On Fri, 2008-10-31 at 16:57 -0700, Robinson, Eric wrote:
> 2. When I asked about the throughput measurement, I meant HOW to obtain
> that measurement. I know we're looking for packets per second, I just
> don't know the best way to obtain that. There's no snmp on this
> computer. All the counters I can find show totals for packets in and
> out, but not pps. I was hoping to get away without showing my ignorance.
> Too late. :0)
Heh :)
ipvsadm -L -n --stats
ipvsadm -L -n --rate
Those two commands will get you pretty far down the road of what you
need in terms of packets/sec, conns/sec and so on. --rate will give you
the instantaneous rate, where --stats will give you counters since this
LVS was started. This is useful for post-processing to get overall
averages.
> 4. The health check interval is 2 seconds. The 60 VS with 2 RS each are
> checking via http. The other 60 VS with 1 RS each check by tcp connect.

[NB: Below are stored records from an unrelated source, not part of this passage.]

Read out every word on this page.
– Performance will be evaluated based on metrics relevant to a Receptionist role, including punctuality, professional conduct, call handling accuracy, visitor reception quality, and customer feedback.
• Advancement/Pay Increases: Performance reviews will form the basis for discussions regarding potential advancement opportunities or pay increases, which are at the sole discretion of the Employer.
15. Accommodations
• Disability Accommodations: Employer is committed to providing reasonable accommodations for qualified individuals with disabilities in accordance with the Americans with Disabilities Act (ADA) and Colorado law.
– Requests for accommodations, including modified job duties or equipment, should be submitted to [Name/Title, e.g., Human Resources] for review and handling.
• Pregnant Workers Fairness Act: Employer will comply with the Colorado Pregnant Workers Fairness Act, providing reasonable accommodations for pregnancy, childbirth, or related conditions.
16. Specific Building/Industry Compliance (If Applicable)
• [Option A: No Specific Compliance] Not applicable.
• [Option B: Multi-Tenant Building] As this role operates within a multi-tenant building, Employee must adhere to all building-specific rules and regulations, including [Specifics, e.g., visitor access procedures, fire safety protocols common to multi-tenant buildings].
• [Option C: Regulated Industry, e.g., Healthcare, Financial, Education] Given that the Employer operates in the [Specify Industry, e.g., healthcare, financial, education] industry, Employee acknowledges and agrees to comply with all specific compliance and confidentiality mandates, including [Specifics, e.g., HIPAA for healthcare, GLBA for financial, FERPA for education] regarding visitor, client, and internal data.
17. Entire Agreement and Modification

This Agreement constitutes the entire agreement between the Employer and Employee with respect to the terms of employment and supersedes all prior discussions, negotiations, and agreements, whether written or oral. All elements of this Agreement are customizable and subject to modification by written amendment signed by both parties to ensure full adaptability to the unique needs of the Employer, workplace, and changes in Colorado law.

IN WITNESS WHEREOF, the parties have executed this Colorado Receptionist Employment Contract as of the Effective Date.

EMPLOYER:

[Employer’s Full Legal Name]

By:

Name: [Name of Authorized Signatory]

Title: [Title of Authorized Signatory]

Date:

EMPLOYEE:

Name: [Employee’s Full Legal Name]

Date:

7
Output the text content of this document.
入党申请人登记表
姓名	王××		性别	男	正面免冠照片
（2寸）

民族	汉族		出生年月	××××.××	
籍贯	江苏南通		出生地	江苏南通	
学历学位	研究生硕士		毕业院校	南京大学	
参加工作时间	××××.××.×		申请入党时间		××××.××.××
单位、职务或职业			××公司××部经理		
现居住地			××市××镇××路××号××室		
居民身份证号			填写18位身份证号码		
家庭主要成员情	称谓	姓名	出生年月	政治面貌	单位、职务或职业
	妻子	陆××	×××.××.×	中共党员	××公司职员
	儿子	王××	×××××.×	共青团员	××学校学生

...and you also said in reply to Horms:
> It also does the health checking, right? I think the earlier
> suggestion about overlapping requests may have merit.
Given the large number of services and realservers you have, I think
this is the key. Looking at the config file (if I read it correctly) you
have:
60x tomcat services, 2 realservers each == 120 checks
60x MySQL services, 1 realserver each == 60 checks
5x other services, 1 or 2 realservers each == 7 checks
That's a total of 187 checks to be run every two seconds. If we make it
a round 200 (since the maths is then easier!) then you're talking a
maximum latency of 0.01 seconds per check.
It would appear that ldirectord isn't being given a chance to draw
breath. Ever.
Just as a test, what happens if you move the checkinterval out to (say)
5, 10, 20 or 30 seconds? Can you tolerate that level of pause if
something happens to a realserver?
Graeme
|